Hier sahen sich wenige Schritte vor sich, hell von der noch immer lodernden Flamme erleuchtet, ein kesselartiges Gefäß, das bis zum Rande mit funkelnden Goldmünzen gefüllt war. Eben wollte der Hirt vortreten, um, wie ihm die Jungfrau geboten, den Schatz zu erfassen, da wankte der Boden unter ihm, und von unterirdischer Kraft gehoben, wich ein mächtiger Felsblock polternd von seinem Platze. Aus der Öffnung, die sich gebildet hatte, kroch ein scheußlicher Lindwurm hervor und ringelte seines Leibes endlos gestreckte Glieder dreimal um den Gipfel des Burgstalls herum, einen furchtbaren Schutzwall vor dem Goldkessel auftürmend.

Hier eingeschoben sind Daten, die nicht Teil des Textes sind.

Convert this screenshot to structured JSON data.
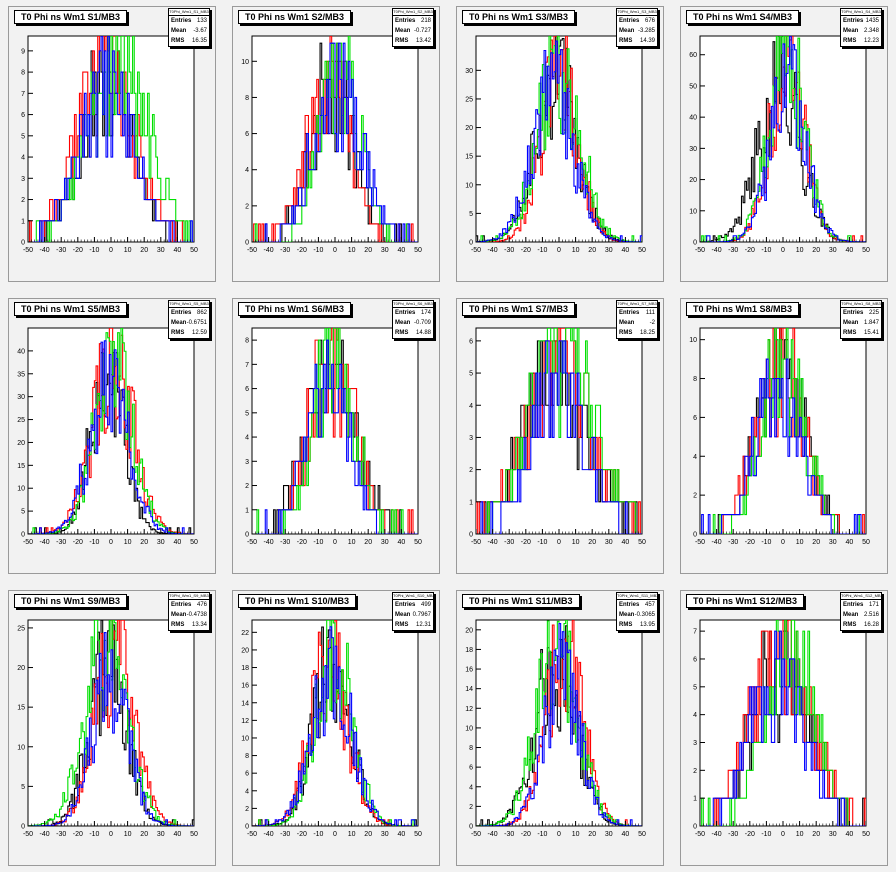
{
  "chart_data": [
    {
      "type": "histogram",
      "title": "T0 Phi ns Wm1 S1/MB3",
      "stats_title": "T0Phi_Wm1_S1_MB3",
      "entries": "133",
      "mean": "-3.67",
      "rms": "16.35",
      "xlim": [
        -50,
        50
      ],
      "ylim": [
        0,
        9.7
      ],
      "xticks": [
        -50,
        -40,
        -30,
        -20,
        -10,
        0,
        10,
        20,
        30,
        40,
        50
      ],
      "yticks": [
        0,
        1,
        2,
        3,
        4,
        5,
        6,
        7,
        8,
        9
      ],
      "sigma": 16,
      "seed": 11
    },
    {
      "type": "histogram",
      "title": "T0 Phi ns Wm1 S2/MB3",
      "stats_title": "T0Phi_Wm1_S2_MB3",
      "entries": "218",
      "mean": "-0.727",
      "rms": "13.42",
      "xlim": [
        -50,
        50
      ],
      "ylim": [
        0,
        11.4
      ],
      "xticks": [
        -50,
        -40,
        -30,
        -20,
        -10,
        0,
        10,
        20,
        30,
        40,
        50
      ],
      "yticks": [
        0,
        2,
        4,
        6,
        8,
        10
      ],
      "sigma": 13,
      "seed": 23
    },
    {
      "type": "histogram",
      "title": "T0 Phi ns Wm1 S3/MB3",
      "stats_title": "T0Phi_Wm1_S3_MB3",
      "entries": "676",
      "mean": "-3.285",
      "rms": "14.39",
      "xlim": [
        -50,
        50
      ],
      "ylim": [
        0,
        36
      ],
      "xticks": [
        -50,
        -40,
        -30,
        -20,
        -10,
        0,
        10,
        20,
        30,
        40,
        50
      ],
      "yticks": [
        0,
        5,
        10,
        15,
        20,
        25,
        30
      ],
      "sigma": 12,
      "seed": 37
    },
    {
      "type": "histogram",
      "title": "T0 Phi ns Wm1 S4/MB3",
      "stats_title": "T0Phi_Wm1_S4_MB3",
      "entries": "1435",
      "mean": "2.348",
      "rms": "12.23",
      "xlim": [
        -50,
        50
      ],
      "ylim": [
        0,
        66
      ],
      "xticks": [
        -50,
        -40,
        -30,
        -20,
        -10,
        0,
        10,
        20,
        30,
        40,
        50
      ],
      "yticks": [
        0,
        10,
        20,
        30,
        40,
        50,
        60
      ],
      "sigma": 11,
      "seed": 41
    },
    {
      "type": "histogram",
      "title": "T0 Phi ns Wm1 S5/MB3",
      "stats_title": "T0Phi_Wm1_S5_MB3",
      "entries": "862",
      "mean": "-0.6751",
      "rms": "12.59",
      "xlim": [
        -50,
        50
      ],
      "ylim": [
        0,
        45
      ],
      "xticks": [
        -50,
        -40,
        -30,
        -20,
        -10,
        0,
        10,
        20,
        30,
        40,
        50
      ],
      "yticks": [
        0,
        5,
        10,
        15,
        20,
        25,
        30,
        35,
        40
      ],
      "sigma": 11,
      "seed": 53
    },
    {
      "type": "histogram",
      "title": "T0 Phi ns Wm1 S6/MB3",
      "stats_title": "T0Phi_Wm1_S6_MB3",
      "entries": "174",
      "mean": "-0.709",
      "rms": "14.88",
      "xlim": [
        -50,
        50
      ],
      "ylim": [
        0,
        8.5
      ],
      "xticks": [
        -50,
        -40,
        -30,
        -20,
        -10,
        0,
        10,
        20,
        30,
        40,
        50
      ],
      "yticks": [
        0,
        1,
        2,
        3,
        4,
        5,
        6,
        7,
        8
      ],
      "sigma": 14,
      "seed": 61
    },
    {
      "type": "histogram",
      "title": "T0 Phi ns Wm1 S7/MB3",
      "stats_title": "T0Phi_Wm1_S7_MB3",
      "entries": "111",
      "mean": "-2",
      "rms": "18.25",
      "xlim": [
        -50,
        50
      ],
      "ylim": [
        0,
        6.4
      ],
      "xticks": [
        -50,
        -40,
        -30,
        -20,
        -10,
        0,
        10,
        20,
        30,
        40,
        50
      ],
      "yticks": [
        0,
        1,
        2,
        3,
        4,
        5,
        6
      ],
      "sigma": 18,
      "seed": 71
    },
    {
      "type": "histogram",
      "title": "T0 Phi ns Wm1 S8/MB3",
      "stats_title": "T0Phi_Wm1_S8_MB3",
      "entries": "225",
      "mean": "1.847",
      "rms": "15.41",
      "xlim": [
        -50,
        50
      ],
      "ylim": [
        0,
        10.6
      ],
      "xticks": [
        -50,
        -40,
        -30,
        -20,
        -10,
        0,
        10,
        20,
        30,
        40,
        50
      ],
      "yticks": [
        0,
        2,
        4,
        6,
        8,
        10
      ],
      "sigma": 14,
      "seed": 83
    },
    {
      "type": "histogram",
      "title": "T0 Phi ns Wm1 S9/MB3",
      "stats_title": "T0Phi_Wm1_S9_MB3",
      "entries": "476",
      "mean": "-0.4738",
      "rms": "13.34",
      "xlim": [
        -50,
        50
      ],
      "ylim": [
        0,
        26
      ],
      "xticks": [
        -50,
        -40,
        -30,
        -20,
        -10,
        0,
        10,
        20,
        30,
        40,
        50
      ],
      "yticks": [
        0,
        5,
        10,
        15,
        20,
        25
      ],
      "sigma": 12,
      "seed": 97
    },
    {
      "type": "histogram",
      "title": "T0 Phi ns Wm1 S10/MB3",
      "stats_title": "T0Phi_Wm1_S10_MB3",
      "entries": "499",
      "mean": "0.7967",
      "rms": "12.31",
      "xlim": [
        -50,
        50
      ],
      "ylim": [
        0,
        23.4
      ],
      "xticks": [
        -50,
        -40,
        -30,
        -20,
        -10,
        0,
        10,
        20,
        30,
        40,
        50
      ],
      "yticks": [
        0,
        2,
        4,
        6,
        8,
        10,
        12,
        14,
        16,
        18,
        20,
        22
      ],
      "sigma": 11,
      "seed": 101
    },
    {
      "type": "histogram",
      "title": "T0 Phi ns Wm1 S11/MB3",
      "stats_title": "T0Phi_Wm1_S11_MB3",
      "entries": "457",
      "mean": "-0.3065",
      "rms": "13.95",
      "xlim": [
        -50,
        50
      ],
      "ylim": [
        0,
        21
      ],
      "xticks": [
        -50,
        -40,
        -30,
        -20,
        -10,
        0,
        10,
        20,
        30,
        40,
        50
      ],
      "yticks": [
        0,
        2,
        4,
        6,
        8,
        10,
        12,
        14,
        16,
        18,
        20
      ],
      "sigma": 12,
      "seed": 113
    },
    {
      "type": "histogram",
      "title": "T0 Phi ns Wm1 S12/MB3",
      "stats_title": "T0Phi_Wm1_S12_MB3",
      "entries": "171",
      "mean": "2.516",
      "rms": "16.28",
      "xlim": [
        -50,
        50
      ],
      "ylim": [
        0,
        7.4
      ],
      "xticks": [
        -50,
        -40,
        -30,
        -20,
        -10,
        0,
        10,
        20,
        30,
        40,
        50
      ],
      "yticks": [
        0,
        1,
        2,
        3,
        4,
        5,
        6,
        7
      ],
      "sigma": 16,
      "seed": 127
    }
  ],
  "labels": {
    "entries": "Entries",
    "mean": "Mean",
    "rms": "RMS"
  },
  "series_colors": [
    "#000000",
    "#ff0000",
    "#00e000",
    "#0000ff"
  ]
}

Das Erscheinen dieses Ungeheuers setzte den Mut der guten Mönche auf eine zu harte Probe. Sie glaubten sich schon von den scharfen Zähnen des Drachen gepackt und fielen mehr als sie liefen den steilen Abhang hinunter. Dem Hirten, der sich von seinen geistlichen Helfern verlassen sah, blieb nichts übrig, als ihnen zu folgen. Wohl vernahmen sie hinter sich die Stimme der Jungfrau, die unter klagenden Rufen zum Ausharren mahnte, aber die Flüchtenden waren nicht mehr zum Stehen zu bringen. Nur einmal hatte der Hirt es gewagt umzuschauen und dabei gesehen, wie der Gipfel des Berges sich spaltete und in seinem weiten Riß die Schatztruhe verschlang. Darauf erhob sich ein tausendstimmiges Geheul, daß dem erbleichenden Jüngling schier das Blut in den Adern gerinnen wollte.

Es war das Hohngelächter der Hölle. Der Schatz von Hohenbogen aber wurde nie gehoben.